OC'ing that CPU is basically pointless but if you feel the need , see the stickies at the top of this section.
Note: Top quality components are required for OC'ing, especially the PSU.


----------



## MPR (Aug 28, 2010)

Overclocking isn't as simple as "Here's what to do -- OK I did that, thanks." Each system is different and a perfectly stable overclock on one system can cause another, seemingly identical, system to crash.

First, determine if you even need to overclock. Games are more GPU than CPU dependent and rarely bottleneck at the CPU with 3rd-gen i7 processors.

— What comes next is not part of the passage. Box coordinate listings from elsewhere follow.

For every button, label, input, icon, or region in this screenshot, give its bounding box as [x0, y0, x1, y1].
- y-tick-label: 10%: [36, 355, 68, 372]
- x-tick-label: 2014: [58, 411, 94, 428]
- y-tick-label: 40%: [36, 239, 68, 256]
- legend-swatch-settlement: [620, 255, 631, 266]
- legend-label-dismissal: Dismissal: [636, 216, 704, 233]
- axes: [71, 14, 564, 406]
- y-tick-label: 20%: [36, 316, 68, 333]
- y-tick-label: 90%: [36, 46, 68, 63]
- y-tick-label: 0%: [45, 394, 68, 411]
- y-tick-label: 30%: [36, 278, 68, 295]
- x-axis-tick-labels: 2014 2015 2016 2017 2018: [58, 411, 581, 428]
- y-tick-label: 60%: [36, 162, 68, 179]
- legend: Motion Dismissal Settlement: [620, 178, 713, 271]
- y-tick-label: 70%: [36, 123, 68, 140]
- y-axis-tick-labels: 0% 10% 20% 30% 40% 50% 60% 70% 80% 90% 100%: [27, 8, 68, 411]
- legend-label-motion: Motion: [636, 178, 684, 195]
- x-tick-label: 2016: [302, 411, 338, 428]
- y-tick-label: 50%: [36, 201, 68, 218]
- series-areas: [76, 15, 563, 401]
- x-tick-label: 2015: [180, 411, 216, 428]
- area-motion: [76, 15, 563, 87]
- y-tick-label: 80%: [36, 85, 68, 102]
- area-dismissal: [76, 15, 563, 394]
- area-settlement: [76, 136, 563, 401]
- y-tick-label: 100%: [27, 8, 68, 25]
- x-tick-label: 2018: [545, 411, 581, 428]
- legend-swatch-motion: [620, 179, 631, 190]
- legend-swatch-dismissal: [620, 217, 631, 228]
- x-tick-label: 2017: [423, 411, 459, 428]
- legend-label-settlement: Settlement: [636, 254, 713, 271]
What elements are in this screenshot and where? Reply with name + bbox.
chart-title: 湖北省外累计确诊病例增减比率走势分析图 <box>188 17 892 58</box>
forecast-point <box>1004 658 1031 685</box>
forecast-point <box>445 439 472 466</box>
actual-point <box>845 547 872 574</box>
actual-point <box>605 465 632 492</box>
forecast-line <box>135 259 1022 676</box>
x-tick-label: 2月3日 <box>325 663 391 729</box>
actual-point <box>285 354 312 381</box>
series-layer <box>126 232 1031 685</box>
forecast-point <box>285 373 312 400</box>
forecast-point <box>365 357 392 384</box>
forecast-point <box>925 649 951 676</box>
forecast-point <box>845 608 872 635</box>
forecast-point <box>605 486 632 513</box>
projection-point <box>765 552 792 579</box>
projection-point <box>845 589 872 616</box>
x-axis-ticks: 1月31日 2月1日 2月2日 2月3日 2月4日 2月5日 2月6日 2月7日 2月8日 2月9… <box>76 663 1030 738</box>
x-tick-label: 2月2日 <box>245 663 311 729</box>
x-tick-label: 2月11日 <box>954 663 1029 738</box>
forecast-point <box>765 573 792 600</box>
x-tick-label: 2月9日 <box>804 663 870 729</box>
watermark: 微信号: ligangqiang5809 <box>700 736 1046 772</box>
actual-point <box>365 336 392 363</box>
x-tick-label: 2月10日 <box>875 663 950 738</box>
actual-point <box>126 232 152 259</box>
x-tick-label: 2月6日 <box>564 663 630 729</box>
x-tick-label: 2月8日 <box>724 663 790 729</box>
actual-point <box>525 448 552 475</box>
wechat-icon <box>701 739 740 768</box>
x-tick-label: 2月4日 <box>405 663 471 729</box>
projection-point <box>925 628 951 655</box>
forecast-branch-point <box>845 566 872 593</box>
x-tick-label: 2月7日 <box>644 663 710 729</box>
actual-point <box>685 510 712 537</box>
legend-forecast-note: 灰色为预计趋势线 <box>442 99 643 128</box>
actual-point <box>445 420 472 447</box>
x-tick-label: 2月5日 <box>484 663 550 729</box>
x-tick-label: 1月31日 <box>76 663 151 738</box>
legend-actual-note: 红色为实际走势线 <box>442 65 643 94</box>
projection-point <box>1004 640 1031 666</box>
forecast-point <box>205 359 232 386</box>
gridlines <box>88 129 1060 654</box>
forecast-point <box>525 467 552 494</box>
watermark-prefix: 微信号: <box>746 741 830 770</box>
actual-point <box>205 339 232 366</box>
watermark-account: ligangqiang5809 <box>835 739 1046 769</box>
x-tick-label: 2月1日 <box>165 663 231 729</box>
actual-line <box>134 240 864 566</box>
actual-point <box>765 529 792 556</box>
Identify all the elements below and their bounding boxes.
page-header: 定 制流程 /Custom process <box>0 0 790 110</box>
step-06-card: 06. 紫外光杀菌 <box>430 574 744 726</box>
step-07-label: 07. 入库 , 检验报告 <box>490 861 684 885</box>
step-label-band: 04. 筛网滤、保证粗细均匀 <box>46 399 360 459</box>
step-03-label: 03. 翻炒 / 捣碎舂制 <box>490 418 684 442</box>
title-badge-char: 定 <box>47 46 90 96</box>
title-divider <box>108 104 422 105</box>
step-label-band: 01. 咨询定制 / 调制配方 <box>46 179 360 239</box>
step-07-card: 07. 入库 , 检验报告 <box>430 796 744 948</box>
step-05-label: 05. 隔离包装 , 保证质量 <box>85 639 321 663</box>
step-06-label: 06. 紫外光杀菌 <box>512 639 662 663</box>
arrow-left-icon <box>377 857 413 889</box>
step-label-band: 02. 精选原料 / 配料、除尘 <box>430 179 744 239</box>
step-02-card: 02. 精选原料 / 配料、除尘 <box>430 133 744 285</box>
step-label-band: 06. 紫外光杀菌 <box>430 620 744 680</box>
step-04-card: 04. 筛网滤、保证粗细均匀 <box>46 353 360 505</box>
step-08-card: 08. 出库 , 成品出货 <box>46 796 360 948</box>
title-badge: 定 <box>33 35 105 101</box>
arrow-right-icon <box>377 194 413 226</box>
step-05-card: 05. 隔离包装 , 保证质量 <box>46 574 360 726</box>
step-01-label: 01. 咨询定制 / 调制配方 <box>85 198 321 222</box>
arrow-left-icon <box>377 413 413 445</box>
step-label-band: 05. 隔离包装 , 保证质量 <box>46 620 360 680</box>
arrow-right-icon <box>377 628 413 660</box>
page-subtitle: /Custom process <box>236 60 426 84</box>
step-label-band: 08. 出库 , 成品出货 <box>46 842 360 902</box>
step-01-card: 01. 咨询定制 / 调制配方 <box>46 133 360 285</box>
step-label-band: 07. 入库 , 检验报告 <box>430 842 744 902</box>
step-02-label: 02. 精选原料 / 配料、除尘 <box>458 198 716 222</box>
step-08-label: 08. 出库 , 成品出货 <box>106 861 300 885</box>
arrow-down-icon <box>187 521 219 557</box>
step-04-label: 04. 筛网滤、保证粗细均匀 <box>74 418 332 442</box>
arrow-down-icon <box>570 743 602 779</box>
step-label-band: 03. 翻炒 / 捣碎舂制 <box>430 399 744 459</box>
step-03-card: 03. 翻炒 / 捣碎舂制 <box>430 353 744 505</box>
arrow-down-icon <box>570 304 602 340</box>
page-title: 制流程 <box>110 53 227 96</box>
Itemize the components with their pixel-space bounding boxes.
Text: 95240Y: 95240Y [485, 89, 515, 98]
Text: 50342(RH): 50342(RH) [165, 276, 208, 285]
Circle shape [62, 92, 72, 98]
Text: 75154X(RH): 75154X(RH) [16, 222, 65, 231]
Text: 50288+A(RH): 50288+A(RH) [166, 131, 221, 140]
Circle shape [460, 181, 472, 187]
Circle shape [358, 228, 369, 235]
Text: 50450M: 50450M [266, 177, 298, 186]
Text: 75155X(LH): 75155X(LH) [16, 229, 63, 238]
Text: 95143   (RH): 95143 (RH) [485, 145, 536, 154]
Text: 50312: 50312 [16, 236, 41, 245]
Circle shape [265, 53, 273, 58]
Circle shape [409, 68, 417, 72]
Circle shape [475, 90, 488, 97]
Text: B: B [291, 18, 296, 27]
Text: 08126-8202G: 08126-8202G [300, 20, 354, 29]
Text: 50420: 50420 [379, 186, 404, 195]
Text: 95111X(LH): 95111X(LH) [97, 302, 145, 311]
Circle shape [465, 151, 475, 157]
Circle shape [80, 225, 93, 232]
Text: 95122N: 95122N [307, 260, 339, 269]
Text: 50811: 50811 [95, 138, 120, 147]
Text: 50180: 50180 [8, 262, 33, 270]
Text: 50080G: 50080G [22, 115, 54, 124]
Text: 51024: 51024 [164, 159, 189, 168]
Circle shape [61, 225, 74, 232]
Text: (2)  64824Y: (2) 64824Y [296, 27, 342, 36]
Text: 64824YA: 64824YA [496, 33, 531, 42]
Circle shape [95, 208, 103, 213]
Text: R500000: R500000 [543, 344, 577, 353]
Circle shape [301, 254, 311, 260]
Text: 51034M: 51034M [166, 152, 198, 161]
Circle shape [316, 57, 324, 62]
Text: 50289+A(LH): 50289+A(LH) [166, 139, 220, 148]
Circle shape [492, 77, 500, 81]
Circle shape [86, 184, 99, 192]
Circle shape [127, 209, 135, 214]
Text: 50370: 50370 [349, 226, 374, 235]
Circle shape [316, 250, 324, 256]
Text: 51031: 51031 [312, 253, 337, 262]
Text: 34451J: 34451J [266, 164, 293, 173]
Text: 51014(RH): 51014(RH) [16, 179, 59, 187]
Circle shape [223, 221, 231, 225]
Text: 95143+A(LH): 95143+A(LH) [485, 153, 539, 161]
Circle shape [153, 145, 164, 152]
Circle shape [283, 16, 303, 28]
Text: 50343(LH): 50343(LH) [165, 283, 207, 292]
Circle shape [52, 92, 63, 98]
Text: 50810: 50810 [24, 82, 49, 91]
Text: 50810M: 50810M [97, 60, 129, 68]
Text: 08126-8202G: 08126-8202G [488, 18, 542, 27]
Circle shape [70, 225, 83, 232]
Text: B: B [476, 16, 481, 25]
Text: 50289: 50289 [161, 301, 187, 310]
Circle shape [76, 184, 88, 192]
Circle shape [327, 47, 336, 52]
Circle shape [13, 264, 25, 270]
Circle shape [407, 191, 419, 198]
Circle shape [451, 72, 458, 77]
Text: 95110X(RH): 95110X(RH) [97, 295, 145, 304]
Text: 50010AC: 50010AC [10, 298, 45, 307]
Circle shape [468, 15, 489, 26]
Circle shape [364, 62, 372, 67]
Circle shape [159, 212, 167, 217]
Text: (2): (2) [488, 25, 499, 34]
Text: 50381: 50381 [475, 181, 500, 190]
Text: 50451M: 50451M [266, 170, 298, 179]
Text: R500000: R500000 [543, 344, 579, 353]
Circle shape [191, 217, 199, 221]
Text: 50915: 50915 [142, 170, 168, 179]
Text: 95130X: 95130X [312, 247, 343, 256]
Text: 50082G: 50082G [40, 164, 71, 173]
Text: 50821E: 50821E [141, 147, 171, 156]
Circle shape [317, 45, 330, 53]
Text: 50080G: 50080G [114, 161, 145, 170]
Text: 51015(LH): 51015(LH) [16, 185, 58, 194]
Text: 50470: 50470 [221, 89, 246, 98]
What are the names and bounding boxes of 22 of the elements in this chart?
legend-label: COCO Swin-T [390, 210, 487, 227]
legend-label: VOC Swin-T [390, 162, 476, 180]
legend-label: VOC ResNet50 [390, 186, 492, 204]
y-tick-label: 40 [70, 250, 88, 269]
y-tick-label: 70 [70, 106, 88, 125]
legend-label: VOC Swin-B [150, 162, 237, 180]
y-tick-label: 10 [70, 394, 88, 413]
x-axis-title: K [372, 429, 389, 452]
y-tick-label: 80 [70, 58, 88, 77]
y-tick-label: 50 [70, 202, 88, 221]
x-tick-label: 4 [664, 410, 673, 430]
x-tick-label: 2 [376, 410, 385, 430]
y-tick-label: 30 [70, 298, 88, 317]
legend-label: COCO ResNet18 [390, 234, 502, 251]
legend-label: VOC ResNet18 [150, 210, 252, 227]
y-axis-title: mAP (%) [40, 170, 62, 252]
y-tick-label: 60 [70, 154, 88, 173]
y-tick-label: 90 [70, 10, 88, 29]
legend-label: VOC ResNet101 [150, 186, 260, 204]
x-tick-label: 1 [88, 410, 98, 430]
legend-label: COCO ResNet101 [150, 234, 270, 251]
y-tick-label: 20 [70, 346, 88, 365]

Start by reading this and see if you even need to overclock: 

Chapter 13 - Detecting Processor Bottlenecks

You can also get a general idea if your processor is bottlenecking performance by running a game, noting the frames per second, then lowering the multiplier to _underclock_ the CPU by 20%. If the FPS value doesn't drop significantly then your CPU is probably not bottlenecking performance.


----------



## VividProfessional (Apr 29, 2009)

Ita more over as an interest it seems to dynamically adjust the cpu speeds according to the display on my g510 keyboard


----------



## MPR (Aug 28, 2010)

Most modern computers are set so that CPU speed will adjust from a low level to the maximum defined by the BIOS settings depending on load. This is to lower wear and tear on the system and to save energy.


----------



## greenbrucelee (Apr 24, 2007)

look at my guide on how to overclock an i2500k, this is based on the asus sabertooth z77 and is basically identical.

4.4GHz is possible depending on how good your psu is and airflow.


----------